An irony of today’s world is that capitalism is not allowed to operate but yet whenever a problem occurs it is always capitalism’s fault somehow. The most typical example of this is the conventional wisdom today that the recent financial crisis was due to capitalism taking place in the financial world without sufficient regulation. Nothing could be further from the truth.
Besides the fact that there were many regulations, the core of the financial world is based on central planning! The price of money (i.e. the base rate) is decided by the central bank- which is endowed with certain powers by the government- and so is the supply of money through quantitative easing. A capitalist banking system, on the other hand, is a deregulated system and a system with no central bank to distort the price signals. How would this work?

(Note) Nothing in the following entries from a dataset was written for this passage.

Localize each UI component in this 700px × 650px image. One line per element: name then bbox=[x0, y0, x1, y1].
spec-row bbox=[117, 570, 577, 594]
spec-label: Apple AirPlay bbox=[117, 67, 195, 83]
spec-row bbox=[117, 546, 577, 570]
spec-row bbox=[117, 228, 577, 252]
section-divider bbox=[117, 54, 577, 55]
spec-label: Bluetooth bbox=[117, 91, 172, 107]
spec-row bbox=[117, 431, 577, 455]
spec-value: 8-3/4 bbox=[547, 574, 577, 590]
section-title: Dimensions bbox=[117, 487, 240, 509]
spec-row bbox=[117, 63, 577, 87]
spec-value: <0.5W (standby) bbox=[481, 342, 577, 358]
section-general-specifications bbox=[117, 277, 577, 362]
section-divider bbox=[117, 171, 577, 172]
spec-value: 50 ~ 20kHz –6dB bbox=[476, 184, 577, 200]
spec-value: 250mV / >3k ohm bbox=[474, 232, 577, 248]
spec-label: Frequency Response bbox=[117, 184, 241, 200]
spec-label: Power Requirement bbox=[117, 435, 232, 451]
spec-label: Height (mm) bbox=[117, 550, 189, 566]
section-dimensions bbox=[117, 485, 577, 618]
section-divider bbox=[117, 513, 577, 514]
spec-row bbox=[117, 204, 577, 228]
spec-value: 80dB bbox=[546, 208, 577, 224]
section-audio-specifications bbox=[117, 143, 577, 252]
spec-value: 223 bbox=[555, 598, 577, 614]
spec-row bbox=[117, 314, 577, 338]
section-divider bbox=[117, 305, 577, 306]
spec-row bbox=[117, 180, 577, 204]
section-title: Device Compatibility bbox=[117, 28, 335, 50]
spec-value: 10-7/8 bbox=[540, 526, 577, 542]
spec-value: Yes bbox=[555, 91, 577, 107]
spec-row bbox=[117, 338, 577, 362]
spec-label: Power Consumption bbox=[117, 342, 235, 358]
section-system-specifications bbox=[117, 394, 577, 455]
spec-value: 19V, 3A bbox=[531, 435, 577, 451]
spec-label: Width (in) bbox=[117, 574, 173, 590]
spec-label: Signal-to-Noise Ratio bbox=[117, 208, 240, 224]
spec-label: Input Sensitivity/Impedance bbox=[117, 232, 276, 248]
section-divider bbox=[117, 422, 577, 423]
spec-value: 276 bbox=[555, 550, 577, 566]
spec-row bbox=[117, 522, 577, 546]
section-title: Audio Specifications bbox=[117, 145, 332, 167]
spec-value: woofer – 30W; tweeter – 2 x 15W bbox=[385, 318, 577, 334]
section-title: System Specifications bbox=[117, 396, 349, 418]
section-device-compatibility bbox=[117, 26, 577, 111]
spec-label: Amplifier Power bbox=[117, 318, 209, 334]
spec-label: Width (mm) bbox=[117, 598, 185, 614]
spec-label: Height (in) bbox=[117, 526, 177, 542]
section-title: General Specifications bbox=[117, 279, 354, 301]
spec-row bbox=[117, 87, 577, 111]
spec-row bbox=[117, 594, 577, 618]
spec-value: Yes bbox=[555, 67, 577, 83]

First and foremost, you will have competing base monies – a ‘denationalization of money’ as Hayek argued in 1976. In other words, there would be no national currency. People decide for themselves how they want to make their transactions: some may opt for a commodity based exchange rate like the gold or silver standard (incidentally a pound is called a pound because it used to be equal to a pound of silver); some will opt for foreign currencies; yet others might prefer money printed by certain private institutions (albeit I do not think this would be a particularly popular option) and some might even prefer to barter. This activates the market forces so that the price and supply of money is as close as possible to the equilibrium. Secondly, a deregulated banking system (with an assurance that there will be no bailouts for failed banks) will force the banks to be prudent and selective about those who they lend to and, on the other side of the coin, will force savers to be prudent about those institutions which they trust their money with.
In this context let us revisit the financial crisis. Low base rates (from 15% in 1981 to under 5% in 2006) created cheap credit which led to careless lending which in turn led to a temporary boom followed by a devastating bust when it dawned on everyone that the boom was spurred merely by debt. It was all started when price signals were distorted by the central bank. It is perplexing to see politicians making the same mistake over and over again. Mark Carney has said that he wants to keep interest rates as low as 0.5% until unemployment reaches 7%. What he does not realise is that even if he does achieve that goal it would only be in the short-term and will very shortly be followed by a bust when everyone realises that the growth had been, once again, riding on nothing but debt. What we need to realise is that no matter how smart our Bank of England governor is, he is still one man. A man who has been given an impossible task of determining the price and supply of money – a task only fit for society as a collective through a spontaneous order. What is worse is that the new planned mortgage schemes will further misdirect the credit into the housing market. Business Secretary Vince Cable has himself warned us of a housing bubble if this scheme goes through (he also predicted the last recession by the way!).
When will politicians understand that interfering with the market will only exacerbate things in the long run and have severe unintended effects? When will they understand that we – the people – are better placed to make judgements about our lives than a group of politicians who are designated to make our decisions for us?
The scariest thing is that when the next economic catastrophe occurs, capitalism will most probably be blamed again and more socialism and Keynesianism will be invoked as a solution to our economic problems.